Ed Sheeran is no stranger to awards and without a doubt is one of the most successful British musicians of his time.
But he claims he wasn’t born with talent. In an interview with Jonathan Ross the singer/songwriter says: “When people say artists are born with talent, you’re not. You have to really learn and really practice.” At this, Sheeran then went on to play a recording of him singing badly from when he was younger.
HR and L&D professionals can learn from this example when managing their own talent.

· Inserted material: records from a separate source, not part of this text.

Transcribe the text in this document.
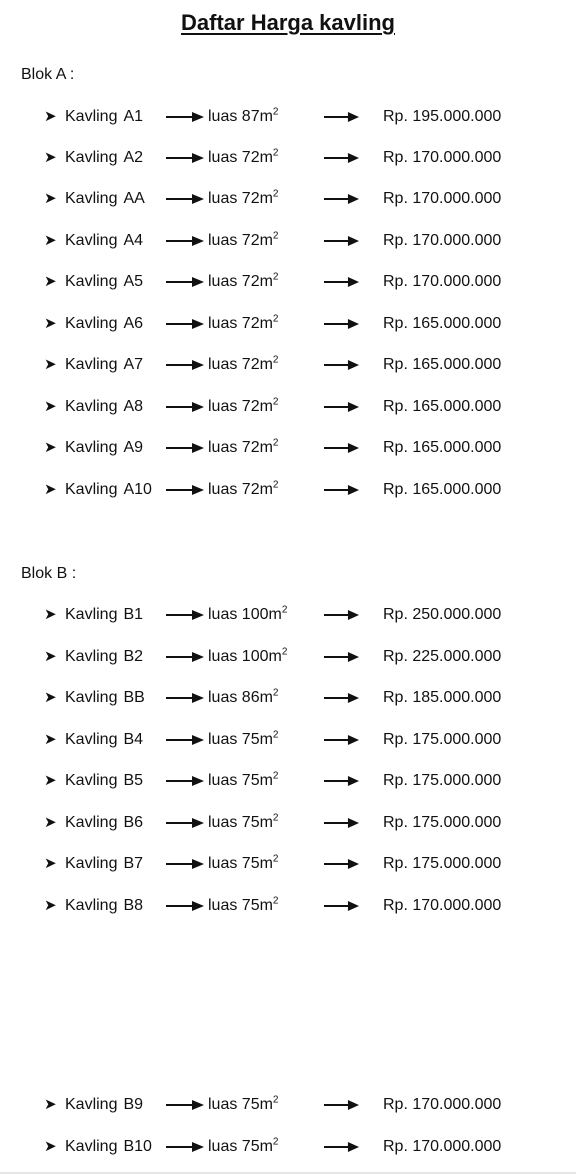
Daftar Harga kavling
Blok A :
Blok B :
➤ Kavling A1	luas $87m^2$	Rp. 195.000.000
➤ Kavling A2	luas $72m^2$	Rp. 170.000.000
➤ Kavling AA	luas $72m^2$	Rp. 170.000.000
➤ Kavling A4	luas $72m^2$	Rp. 170.000.000
➤ Kavling A5	luas $72m^2$	Rp. 170.000.000
➤ Kavling A6	luas $72m^2$	Rp. 165.000.000
➤ Kavling A7	luas $72m^2$	Rp. 165.000.000
➤ Kavling A8	luas $72m^2$	Rp. 165.000.000
➤ Kavling A9	luas $72m^2$	Rp. 165.000.000
➤ Kavling A10	luas $72m^2$	Rp. 165.000.000
➤ Kavling B1	luas $100m^2$	Rp. 250.000.000
➤ Kavling B2	luas $100m^2$	Rp. 225.000.000
➤ Kavling BB	luas $86m^2$	Rp. 185.000.000
➤ Kavling B4	luas $75m^2$	Rp. 175.000.000
➤ Kavling B5	luas $75m^2$	Rp. 175.000.000
➤ Kavling B6	luas $75m^2$	Rp. 175.000.000
➤ Kavling B7	luas $75m^2$	Rp. 175.000.000
➤ Kavling B8	luas $75m^2$	Rp. 170.000.000
➤ Kavling B9	luas $75m^2$	Rp. 170.000.000
➤ Kavling B10	luas $75m^2$	Rp. 170.000.000
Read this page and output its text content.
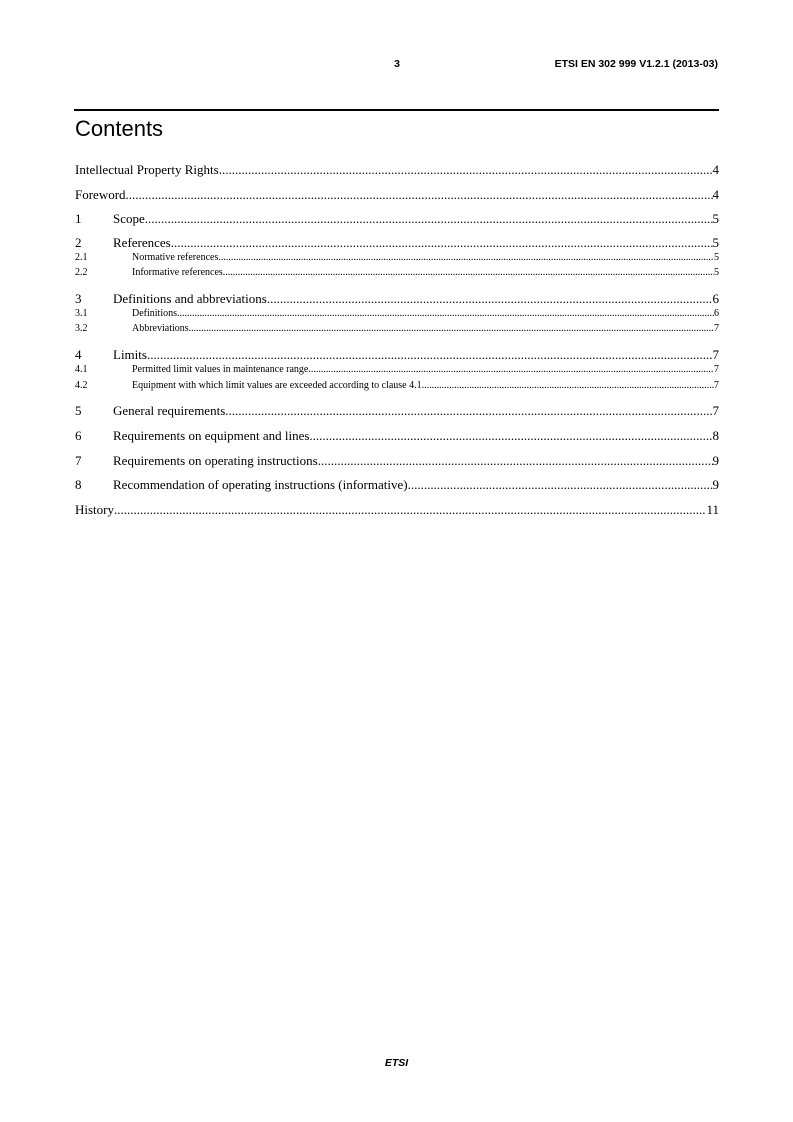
3	ETSI EN 302 999 V1.2.1 (2013-03)
Contents
Intellectual Property Rights .....	4
Foreword .....	4
1	Scope .....	5
2	References .....	5
2.1	Normative references .....	5
2.2	Informative references .....	5
3	Definitions and abbreviations .....	6
3.1	Definitions .....	6
3.2	Abbreviations .....	7
4	Limits .....	7
4.1	Permitted limit values in maintenance range .....	7
4.2	Equipment with which limit values are exceeded according to clause 4.1 .....	7
5	General requirements .....	7
6	Requirements on equipment and lines .....	8
7	Requirements on operating instructions .....	9
8	Recommendation of operating instructions (informative) .....	9
History .....	11
ETSI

It is a clear indicator that through development anyone can be a top performer.
Speaking exclusively to HR Grapevine, Paul Brewerton, Joint Managing Director, Strengths Partnership, says that this presents two challenges for employers. “Firstly, identifying employees’ true talents can be tricky, particularly when the employee themselves doesn’t recognise their talent – often people take their talents for granted.
“So it is up to employers to ‘talent spot’ effectively, noticing when an employee demonstrates a natural aptitude for a particular task or role and exploring it when them, finding out whether it is something they enjoy as well as being a natural area of strength for them, and explaining how developing this area could drive value for the organisation.”
But once you find these ‘diamonds in the rough’ it is then about polishing them. Brewerton explains: “Employers who identify such talents in their workforce need to put in the effort to provide the right level of coaching, mentoring, training and support to help the employee develop skills in this area – to ‘stretch their strengths’ if you like – and this takes investment in time and resource, as well as patience. So expecting an employee to develop excellence in an area of talent in a few weeks or even months may lead to frustration on both sides.
“Taking a more considered approach and putting together a realistic development plan based on stretching strengths and talents is more likely to yield dividends in the long-term.”